Among her films, she favored 1953’s “The Actress,” which she said she “just loved” for “the “sheer heaven” of working with Spencer Tracy, who became a good friend, she said in the 1990 interview.

She also enjoyed “The Grass Is Greener,” which co-starred Cary Grant, “because it was comedy and I usually play these uptight puddings,” she said in 1988 in the Toronto Star.

In 1960, she and Granger divorced after a decade of marriage. The same year, she married Richard Brooks, who had just directed her as the saintly evangelist in “Elmer Gantry.”

Brooks directed her in the 1969 film “The Happy Ending,” which he also wrote. He later said that he created the character of the alcoholic wife as a way to tell his real-life wife that she also had a drinking problem.

Of their breakup after about 18 years of marriage, Simmons later said, “It was simply that the mixture of an alcoholic and a workaholic just wasn’t working.”

In 1986, she underwent treatment for alcoholism at the Betty Ford Center in Rancho Mirage. “All I can say is thank God for Mrs. Ford,” Simmons said in the People interview.

After marrying for the second time, she took a few years off. She had two daughters, one with Granger named Tracy, for her “Actress” co-star, and the other with Brooks, named Kate, for Katharine Hepburn.

Simmons returned to the big screen in 1963 in “All the Way Home,” giving an “award-caliber performance” as a recently widowed mother, according to “Leonard Maltin’s Movie Guide.”

In the 1980s, she appeared in the ABC historical drama “North and South” and its sequel; in a well-reviewed Disney Channel version of “Great Expectations” as the miserable recluse Miss Havisham; and as the mother, Fiona “Fee” Cleary, in the ABC miniseries “The Thorn Birds.”

“I didn’t have a dominant personality.
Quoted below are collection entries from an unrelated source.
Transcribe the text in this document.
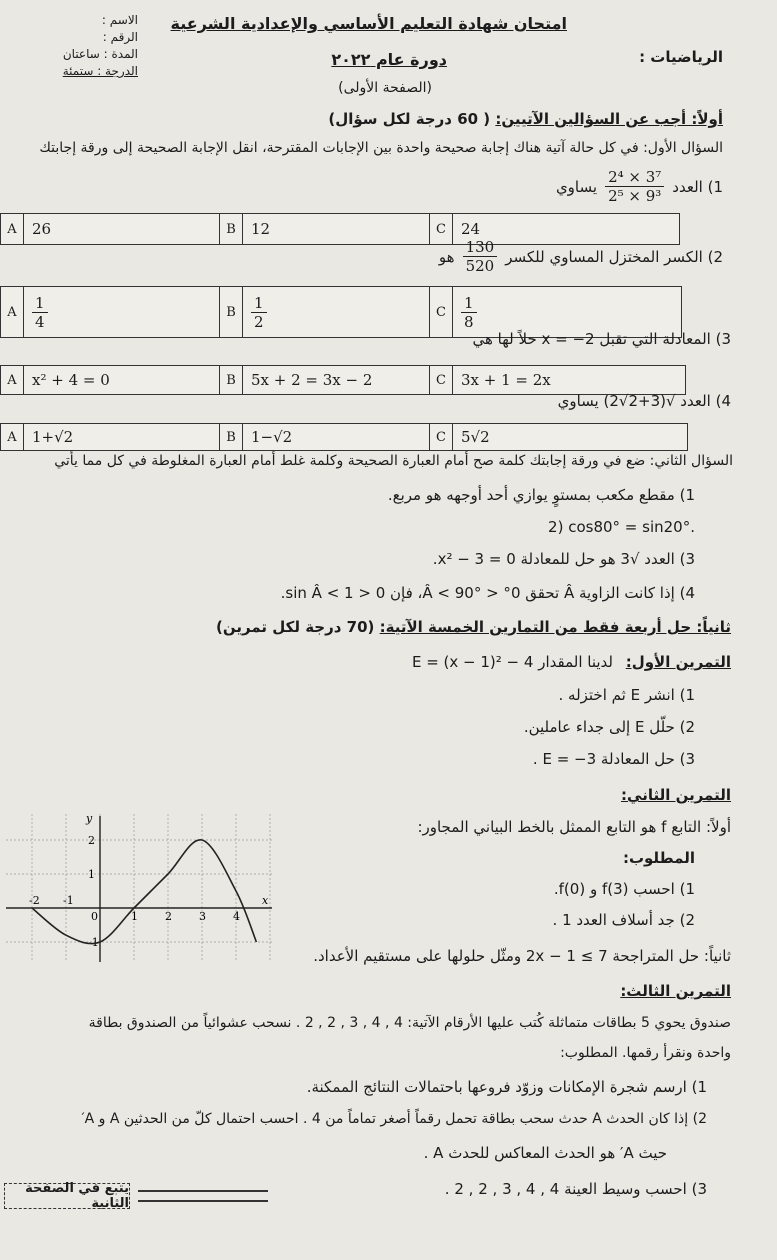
امتحان شهادة التعليم الأساسي والإعدادية الشرعية
دورة عام ٢٠٢٢
(الصفحة الأولى)
الرياضيات :
الاسم :
الرقم :
المدة : ساعتان
الدرجة : ستمئة
أولاً: أجب عن السؤالين الآتيين: ( 60 درجة لكل سؤال)
السؤال الأول: في كل حالة آتية هناك إجابة صحيحة واحدة بين الإجابات المقترحة، انقل الإجابة الصحيحة إلى ورقة إجابتك
1) العدد
$\frac{\text{3⁷ × 2⁴}}{\text{9³ × 2⁵}}$
يساوي
A	26	B	12	C	24
2) الكسر المختزل المساوي للكسر
$\frac{130}{520}$
هو
A	$\frac{1}{4}$	B	$\frac{1}{2}$	C	$\frac{1}{8}$
3) المعادلة التي تقبل x = −2 حلاً لها هي
A	x² + 4 = 0	B	5x + 2 = 3x − 2	C	3x + 1 = 2x
4) العدد √(3+2√2) يساوي
A	1+√2	B	1−√2	C	5√2
السؤال الثاني: ضع في ورقة إجابتك كلمة صح أمام العبارة الصحيحة وكلمة غلط أمام العبارة المغلوطة في كل مما يأتي
1) مقطع مكعب بمستوٍ يوازي أحد أوجهه هو مربع.
2) cos80° = sin20°.
3) العدد √3 هو حل للمعادلة x² − 3 = 0.
4) إذا كانت الزاوية Â تحقق 0° < Â < 90°، فإن 0 < sin Â < 1.
ثانياً: حل أربعة فقط من التمارين الخمسة الآتية: (70 درجة لكل تمرين)
التمرين الأول:
لدينا المقدار E = (x − 1)² − 4
1) انشر E ثم اختزله .
2) حلّل E إلى جداء عاملين.
3) حل المعادلة E = −3 .
التمرين الثاني:
أولاً: التابع f هو التابع الممثل بالخط البياني المجاور:
المطلوب:
1) احسب f(3) و f(0).
2) جد أسلاف العدد 1 .
ثانياً: حل المتراجحة 2x − 1 ≤ 7 ومثّل حلولها على مستقيم الأعداد.
-2 -1
0	1 2 3 4
2
1
-1
x
y
التمرين الثالث:
صندوق يحوي 5 بطاقات متماثلة كُتب عليها الأرقام الآتية: 4 , 4 , 3 , 2 , 2 . نسحب عشوائياً من الصندوق بطاقة
واحدة ونقرأ رقمها. المطلوب:
1) ارسم شجرة الإمكانات وزوّد فروعها باحتمالات النتائج الممكنة.
2) إذا كان الحدث A حدث سحب بطاقة تحمل رقماً أصغر تماماً من 4 . احسب احتمال كلّ من الحدثين A و A′
حيث A′ هو الحدث المعاكس للحدث A .
3) احسب وسيط العينة 4 , 4 , 3 , 2 , 2 .
يتبع في الصفحة الثانية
It helped me slip into character parts very easily,” she told the Toronto Star in 1988. “I simply had to play the mother in ‘The Thorn Birds.’ I understood her pain. I badgered the producer until he gave in. He said it wasn’t a star part. That’s why I wanted it!”

Jean Merilyn Simmons was born Jan. 31, 1929, in London to Charles and Winifred Ada Simmons. Her father competed as a British gymnast in the 1912 Olympics and later coached the sport. He died when she was 16.

Her mother once described Cricklewood, the north London area where Simmons grew up, as “a place where they make lovely parts for automobiles.”

At 15, Simmons appeared in five British films, including a role as a precocious teenager in “Give Us the Moon.” She also appeared in such major British productions as “Black Narcissus” (1947) and “The Blue Lagoon” (1949).

In 1956, she became a U.S. citizen and while married to Granger lived on an Arizona ranch.

For years, she lived in a Santa Monica home that she decorated in a style she once described as “early mishmash.”

She is survived by her two daughters, Tracy Granger and Kate Brooks.